Figure 2, The simplified baseline schematics. For simplicity, not all signal paths are shown.

Your challenge is to improve what happens in the pink music enhancement box. The rest of the baseline is fixed and should not be changed.

We are interested in systems that are either: (i) causal and low latency for live music, and (ii) non-causal for recorded music.

What is being provided

You will have access to:

  1. Full length songs from MUSDB18-HQ dataset.
  2. HRTFs to model the propagation of sound from the loudspeakers to the hearing aid microphones.
  3. Scripts to pre-process the music and construct the music signals at the hearing aid microphones with HRTF applied.
  4. Music data for augmentation, if needed.
  5. Listeners characteristics (audiograms) - see Listener Data
  6. Target gains for the VDBO stems used to mix the target stereo

Please refer to data page and the baseline readme in GitHub for details. To download the datasets, please visit download data and software

The systems' output

Stereo downmixed signals

  • Sample rate: 32,000 Hz
  • Precision: 16-bit integer
  • Compression: FLAC

For more details about the format of the submission, please refer to the submission webpage.

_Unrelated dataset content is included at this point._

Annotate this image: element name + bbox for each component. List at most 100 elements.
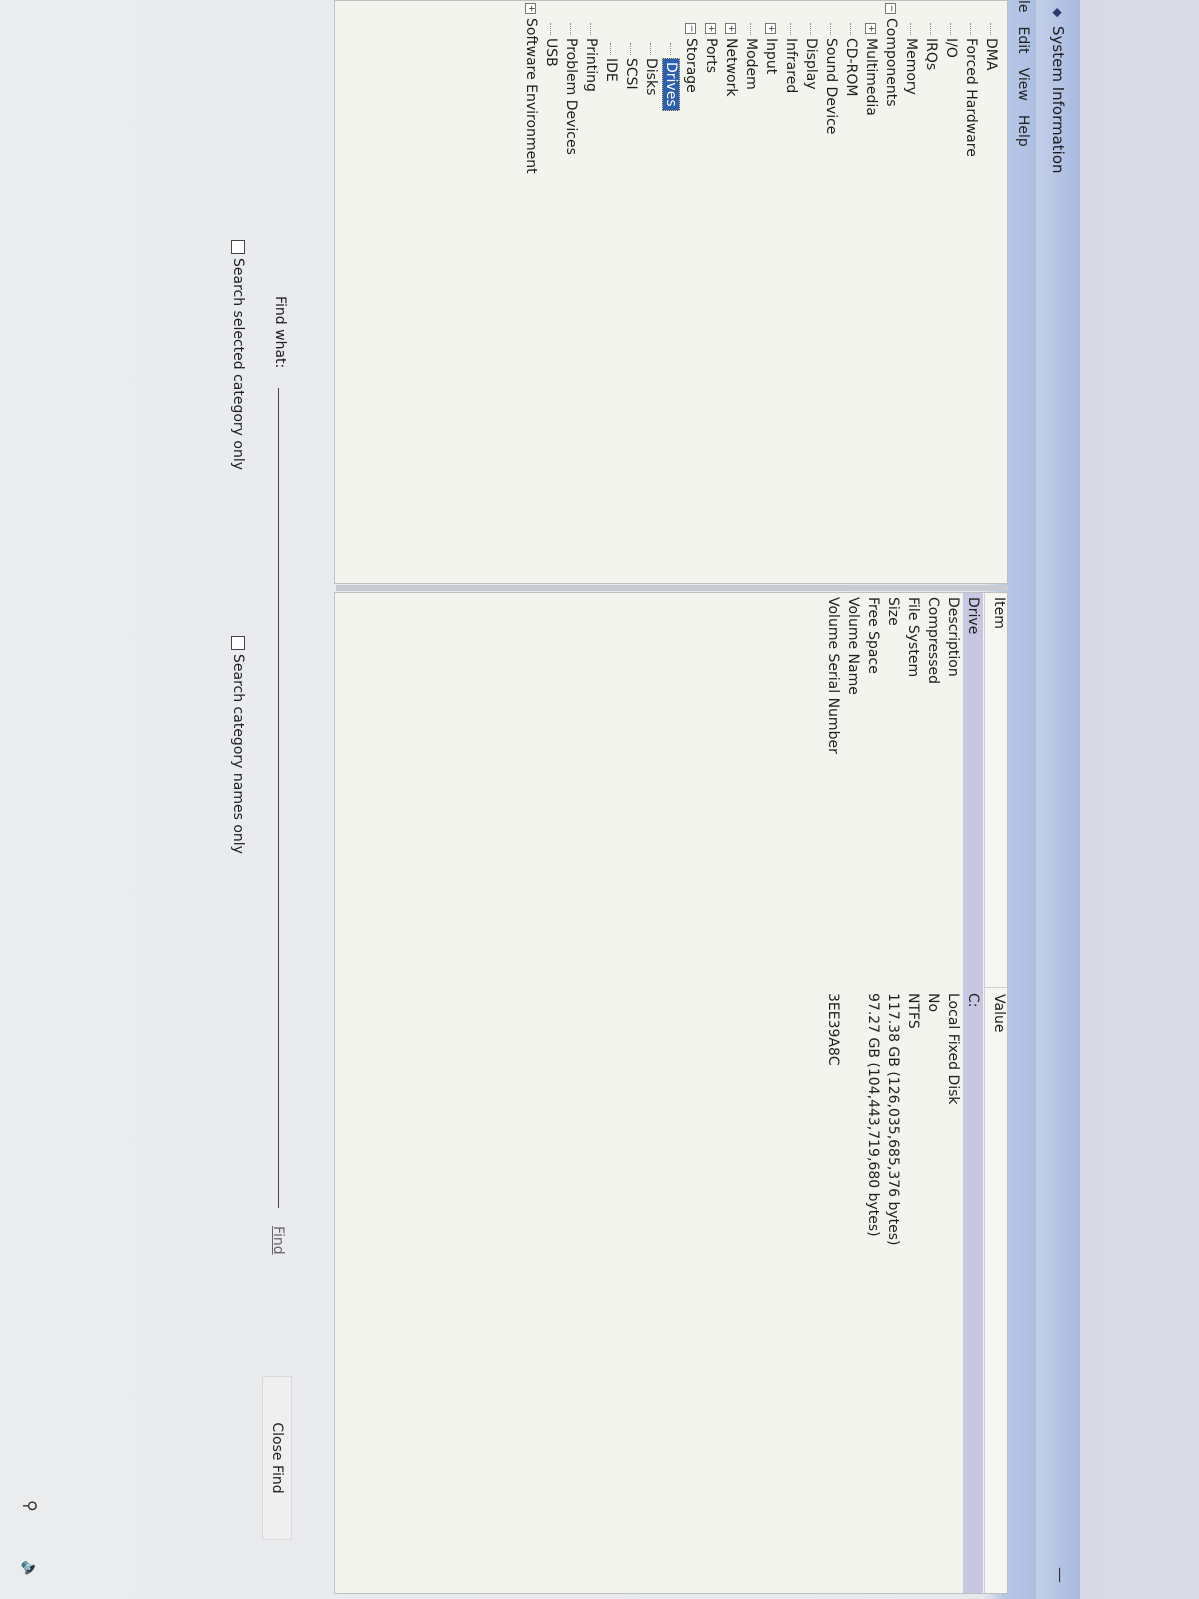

:::caution Note The responsibility for the final remixed signal level is yours. It’s worth bearing in mind there may be clipping in the evaluation block in some tasks if the processed signals are too large. :::

Evaluation Stage

Warning

You are not allowed to change the evaluation script provided in the baseline. Your output signals with be scored using this script.

The evaluation stage computes HAAQI scores for the remixed stereo - see Python HAAQI implementation.

The output of the evaluation stage is a CSV file with all the HAAQI scores.

Cite as

@misc{roa2023cadenza,
title={The Cadenza ICASSP 2024 Grand Challenge},
author={Gerardo Roa Dabike and Michael A. Akeroyd and Scott Bannister and Jon Barker and
Trevor J. Cox and Bruno Fazenda and Jennifer Firth and Simone Graetzer and
Alinka Greasley and Rebecca Vos and William Whitmer},
year={2023},
eprint={2310.03480},
archivePrefix={arXiv},
primaryClass={eess.AS},
note={to be submitted in ICASSP 2024}
}

References

[1] Kates, J.M. and Arehart, K.H., 2016. The Hearing-Aid Audio Quality Index (HAAQI), in IEEE/ACM Transactions on Audio, Speech, and Language Processing, vol. 24, no. 2, pp. 354-365, doi: 10.1109/TASLP.2015.2507858.